Headline

Manggala Agni yang dibentuk 2002 kini tersebar di 34 daerah operasi di wilayah rawan karhutla Sumatra, Sulawesi, dan Kalimantan.

Fokus

Sejak era Edo (1603-1868), beras bagi Jepang sudah menjadi simbol kemakmuran.

Pakar Komunikasi Dunia Bahas Post-truth

06/7/2017 10:24
Pakar Komunikasi Dunia Bahas Post-truth
()

KAMUS Oxford menjadikan kata post-truth sebagai 2016 Word of the Year.

Pengertian kata itu berkaitan dengan atau menunjukkan keadaan di saat fakta objektif kurang berpengaruh dalam membentuk opini publik ketimbang terhadap emosi dan kepercayaan pribadi.

Dilandasi keprihatinan itu, para sarjana komunikasi dunia akan membahasnya di konferensi internasional bertajuk Indonesia International Graduate Conference on Communication (Indo-IGCC) 2017.

Konferensi berlangsung di Kampus FISIP UI Depok, Jawa Barat, 11-12 Juli.

Masalah pascakebenaran atau post-truth menjadi penting karena cukup merisaukan.

Saat ini banyak yang berpendapat tidak penting lagi kebenaran itu karena yang terpenting ialah apa yang dicapai.

Wakil Ketua Panitia Indo-IGCC Hendriyani, Senin (4/6), mengatakan konferensi itu menjadi ajang berbagi hasil riset yang sudah dilakukan para mahasiswa pascasarjana komunikasi dari berbagai universitas.

Hendriyani yang juga Ketua Kelas Khusus Internasional Program Sarjana Ilmu Komunikasi UI mengemukakan karakteristik post-truth dapat dilihat dari berbagai peristiwa.

Misalnya, ketika toleransi publik pada tuduhan yang tidak akurat semakin tinggi, muncul penolakan yang langsung dan keras terhadap fakta-fakta yang akurat.

Pembicara kunci Indo-IGCC 2017 antara lain Guru Besar Komunikasi UI Alwi Dahlan, Ariel Heryanto dari Monash University, dan Daniel Angus dari University of Queensland, Australia.

Alwi Dahlan menjelaskan kata post-truth paling sering dibicarakan terutama saat terpilihnya Presiden Amerika Serikat (AS) Donald Trump dan referendum Brexit negara Inggris dari komunitas Masyarakat Ekonomi Eropa (MEE).

"Trump dinilai tidak mengerti pemerintahan, kampanyenya menggunakan isu tidak benar seperti menjelekkan Obama. Begitupun dalam polling tidak unggul tetapi terpilih menjadi presiden AS," jelas Alwi.

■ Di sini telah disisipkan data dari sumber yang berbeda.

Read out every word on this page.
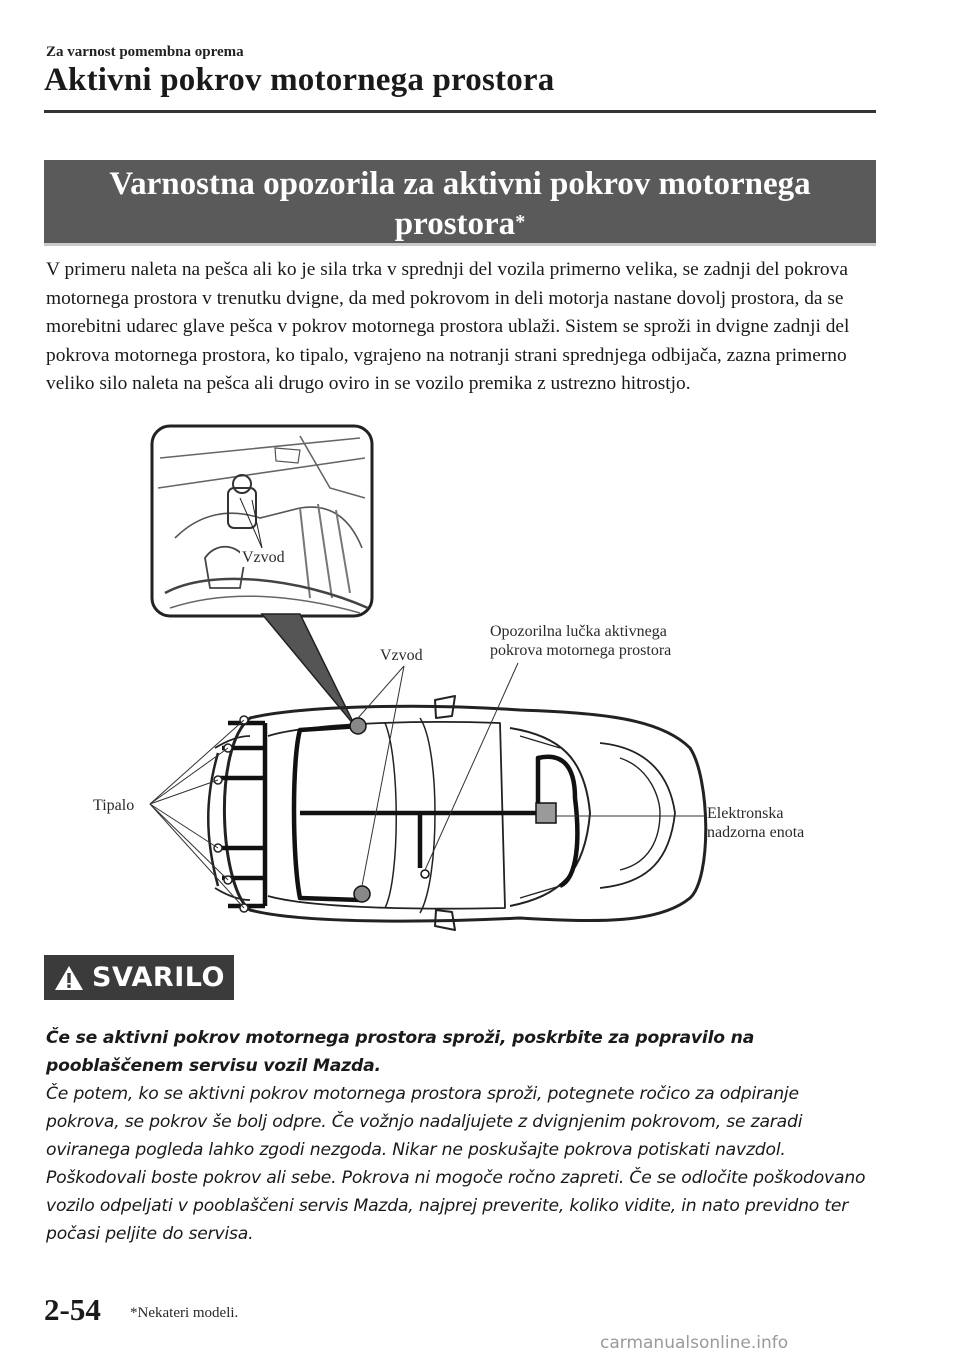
Za varnost pomembna oprema
Aktivni pokrov motornega prostora
Varnostna opozorila za aktivni pokrov motornega prostora*

V primeru naleta na pešca ali ko je sila trka v sprednji del vozila primerno velika, se zadnji del pokrova motornega prostora v trenutku dvigne, da med pokrovom in deli motorja nastane dovolj prostora, da se morebitni udarec glave pešca v pokrov motornega prostora ublaži. Sistem se sproži in dvigne zadnji del pokrova motornega prostora, ko tipalo, vgrajeno na notranji strani sprednjega odbijača, zazna primerno veliko silo naleta na pešca ali drugo oviro in se vozilo premika z ustrezno hitrostjo.

Vzvod
Vzvod
Opozorilna lučka aktivnega
pokrova motornega prostora
Tipalo	Elektronska
nadzorna enota
SVARILO
Če se aktivni pokrov motornega prostora sproži, poskrbite za popravilo na pooblaščenem servisu vozil Mazda.
Če potem, ko se aktivni pokrov motornega prostora sproži, potegnete ročico za odpiranje pokrova, se pokrov še bolj odpre. Če vožnjo nadaljujete z dvignjenim pokrovom, se zaradi oviranega pogleda lahko zgodi nezgoda. Nikar ne poskušajte pokrova potiskati navzdol. Poškodovali boste pokrov ali sebe. Pokrova ni mogoče ročno zapreti. Če se odločite poškodovano vozilo odpeljati v pooblaščeni servis Mazda, najprej preverite, koliko vidite, in nato previdno ter počasi peljite do servisa.
2-54 *Nekateri modeli.
carmanualsonline.info
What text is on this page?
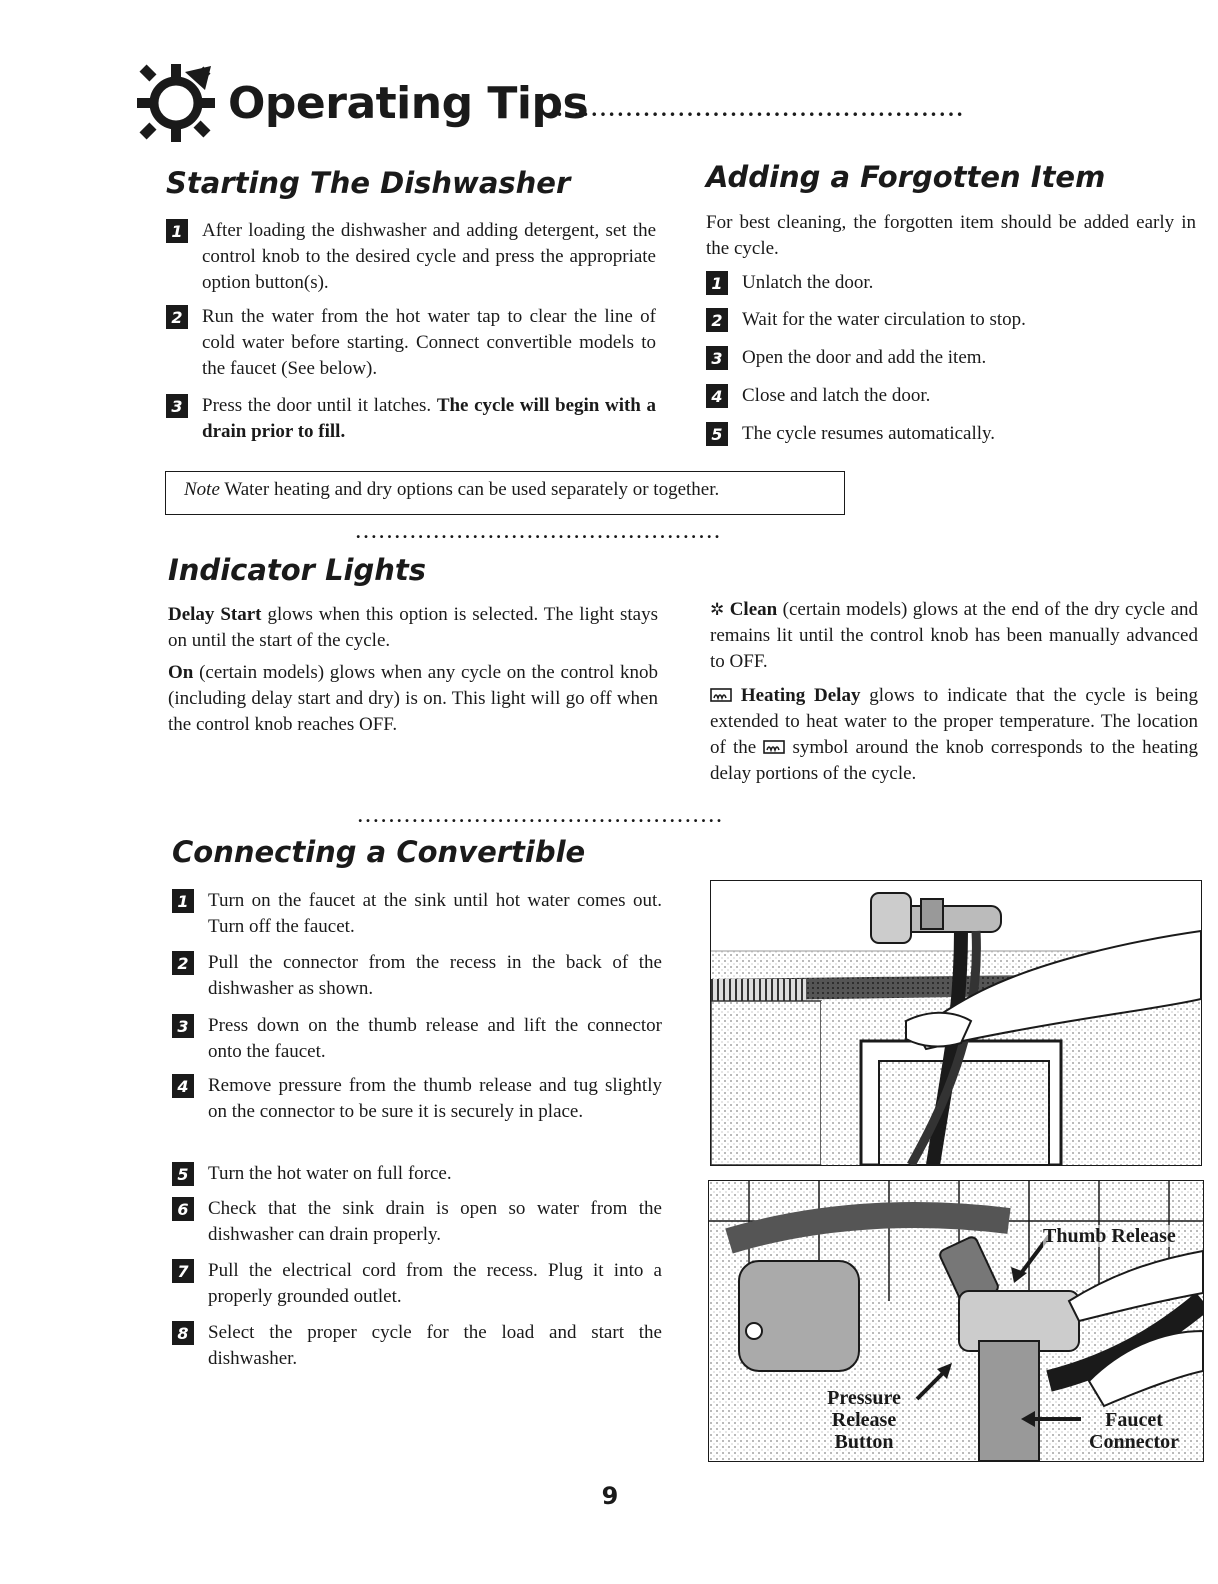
Operating Tips
................................................
Starting The Dishwasher
1 After loading the dishwasher and adding detergent, set the control knob to the desired cycle and press the appropriate option button(s).
2 Run the water from the hot water tap to clear the line of cold water before starting. Connect convertible models to the faucet (See below).
3 Press the door until it latches. The cycle will begin with a drain prior to fill.
Adding a Forgotten Item

For best cleaning, the forgotten item should be added early in the cycle.

1 Unlatch the door.
2 Wait for the water circulation to stop.
3 Open the door and add the item.
4 Close and latch the door.
5 The cycle resumes automatically.
Note Water heating and dry options can be used separately or together.
...............................................
Indicator Lights

Delay Start glows when this option is selected. The light stays on until the start of the cycle.

On (certain models) glows when any cycle on the control knob (including delay start and dry) is on. This light will go off when the control knob reaches OFF.

✲ Clean (certain models) glows at the end of the dry cycle and remains lit until the control knob has been manually advanced to OFF.

Heating Delay glows to indicate that the cycle is being extended to heat water to the proper temperature. The location of the symbol around the knob corresponds to the heating delay portions of the cycle.

...............................................
Connecting a Convertible
1 Turn on the faucet at the sink until hot water comes out. Turn off the faucet.
2 Pull the connector from the recess in the back of the dishwasher as shown.
3 Press down on the thumb release and lift the connector onto the faucet.
4 Remove pressure from the thumb release and tug slightly on the connector to be sure it is securely in place.
5 Turn the hot water on full force.
6 Check that the sink drain is open so water from the dishwasher can drain properly.
7 Pull the electrical cord from the recess. Plug it into a properly grounded outlet.
8 Select the proper cycle for the load and start the dishwasher.
Thumb Release
Pressure
Release
Button
Faucet
Connector
9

"Intinya pada kasus Trump, banyak hal tidak benar yang dikatakannya, dianggap hebat dan didukung."

Menengok Indonesia, ia mencontohkan adanya rasa simpati yang tinggi kepada calon yang kalah dengan banyaknya kiriman bunga dan terkesan adanya kurang simpati pada pemenang pilkada.

"Dari sudut pandang kebenaran ini hal yang aneh," ujarnya. (Bay/H-1)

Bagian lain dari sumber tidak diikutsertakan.